Our technology for destroying each other has outpaced our ability to morally cope. We used to be able to depend on murder being a relatively face-to-face thing. For a soldier to kill you they had to get up close with a rifle or sword, at least close enough to watch you die. They need some personal motivation for that, and people get sick of it quickly.
Now it’s abstracted to the push of a button, depersonalized so you can target a car, or a building, or a city center, not just a particular person. You don’t even have to watch.
If we let AI start making those choices for us, we don’t even have to push the button. It all just happens in the background. No moral conflict needed. No appealing to each other’s humanity. No burden, no guilt. Just death.
I like Roger Fisher’s proposal for adding humanity back into the nuclear weapon equation: implant the launch codes in a volunteer. Require the president to murder someone up close and personal before he can choose to murder thousands (or more) from a distance.
And keep AI the FUCK away from war.
And keep AI the FUCK away from war.
Like SkyNet, they’ll come to the conclusion it all has to go.
[torment nexus intensifies]
The Second World War in Europe officially ended on May 8, 1945: German forces had already surrendered on most battlefronts, Mussolini had already been executed and Hitler committed suicide a week before the official surrender. Good riddance to bad rubbish—it pains me to have to clarify this. The Americans, Soviets and Europeans had already started kidnapping, coercing and collecting Nazi scientists like baseball cards. Japan soon after had sued for peace. The Manhattan Project had been completed only after the surrender of German and Italian forces.
So to address the “race” question[1]: Dr. Oppenheimer and the United States’ Manhattan Project were “ostensibly in a race against nobody.” The goalposts then moved, it was no longer Axis powers the Allies were in a race with; it was the Soviets and later the CCP, both Allies…until they weren’t. On who was there to test all this spent time, effort and money? Although advised against it by his own generals, United States President Truman said “Hiroshima.” Then after three days, Nagasaki.
While he was “working against the Nazis and the Japanese[2]” his own government had paranoically conspired against him (and his wife, friends and colleagues) spying on him since the 1930s, finally ending with his security clearance revoked in 1954.
The United States government issued loyalty tests to its workers with the following questions among the many:
- Is it proper to mix white and Negro blood plasma?
- There is a suspicion in your record that you are in sympathy with the underprivileged. Is that true?
- What were your feelings at that time concerning race equality?
- Have you ever made statements about the “downtrodden masses” and “underprivileged people”?
If I hadn’t already revealed this was the United States of America issuing these questions, to whom might you have attached such sentiment?

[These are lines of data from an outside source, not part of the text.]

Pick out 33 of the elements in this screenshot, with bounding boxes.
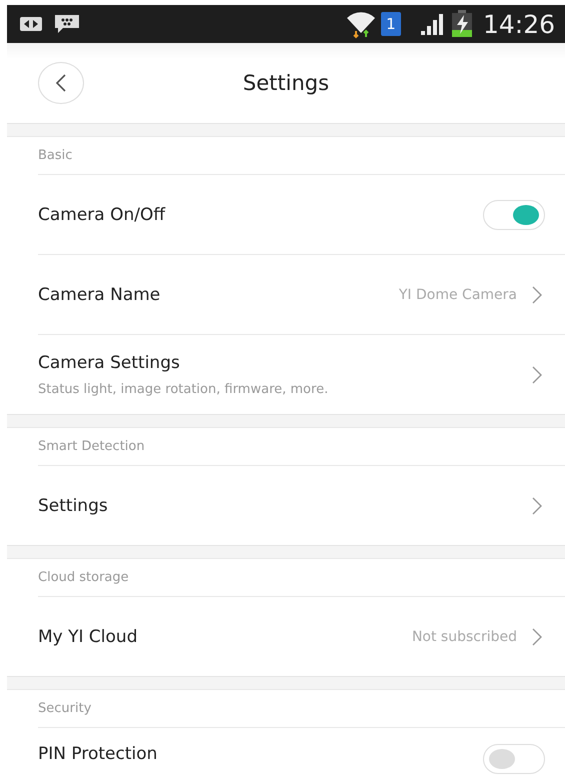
battery-charging-icon	[450, 10, 473, 38]
row-label: Camera On/Off	[38, 204, 166, 224]
settings-row[interactable]: PIN Protection	[38, 728, 565, 780]
chevron-left-icon	[55, 73, 67, 93]
toggle-switch[interactable]	[483, 744, 545, 774]
clock-time: 14:26	[482, 10, 555, 38]
chevron-right-icon	[531, 626, 543, 646]
settings-row[interactable]: Settings	[38, 466, 565, 545]
section-header: Cloud storage	[38, 570, 129, 585]
settings-row[interactable]: Camera Settings Status light, image rotation, firmware, more.	[38, 335, 565, 414]
row-label: PIN Protection	[38, 744, 158, 764]
row-value: YI Dome Camera	[398, 286, 517, 302]
sim-badge: 1	[380, 12, 401, 36]
row-label: Settings	[38, 496, 109, 516]
row-label: My YI Cloud	[38, 626, 138, 646]
notification-app-icon	[19, 14, 43, 34]
chevron-right-icon	[531, 284, 543, 304]
section-header: Smart Detection	[38, 439, 145, 454]
section-header: Basic	[38, 148, 72, 163]
chat-bubble-icon	[53, 12, 81, 36]
settings-row[interactable]: My YI Cloud Not subscribed	[38, 597, 565, 676]
chevron-right-icon	[531, 496, 543, 516]
row-value: Not subscribed	[412, 628, 517, 644]
chevron-right-icon	[531, 364, 543, 384]
row-label: Camera Name	[38, 284, 162, 304]
section-header: Security	[38, 701, 92, 716]
toggle-switch[interactable]	[483, 200, 545, 230]
page-title: Settings	[242, 71, 330, 95]
settings-row[interactable]: Camera Name YI Dome Camera	[38, 255, 565, 335]
row-label: Camera Settings	[38, 352, 181, 372]
row-description: Status light, image rotation, firmware, more.	[38, 382, 330, 396]
back-button[interactable]	[38, 62, 84, 104]
settings-row[interactable]: Camera On/Off	[38, 175, 565, 255]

So, you’ll have to pardon me if I questioned exactly who this race was against or which fascist regime. I will not abide simplistic, populist phrases such as “Oppenheimer was ostensibly in a race against a fascist regime to get the bomb, with the fate of the free world hanging in the balance.” I can just picture the cover to that comic book!
HistoryReality is never cut and dried and sloganized like that.Oh, darn. We didn’t even touch on why those rocket-owning billionaires might possibly be interested in AI.
Fair enough, I misunderstood your point and stand corrected. I do believe the key word here is “ostensibly” : I do not believe in the simplistic view that this was a race against the Nazis, but Oppenheimer and some of his colleagues might have.
As for the rest of your points, I heartily agree. The US never really opposed the Nazi ideology per se, nor did hiring them bother them at all afterwards.
Thank you for the effort and detailed reply. Much appreciated and interesting read!
Nuclear Weapons: Preventing World Wars for over 75 years.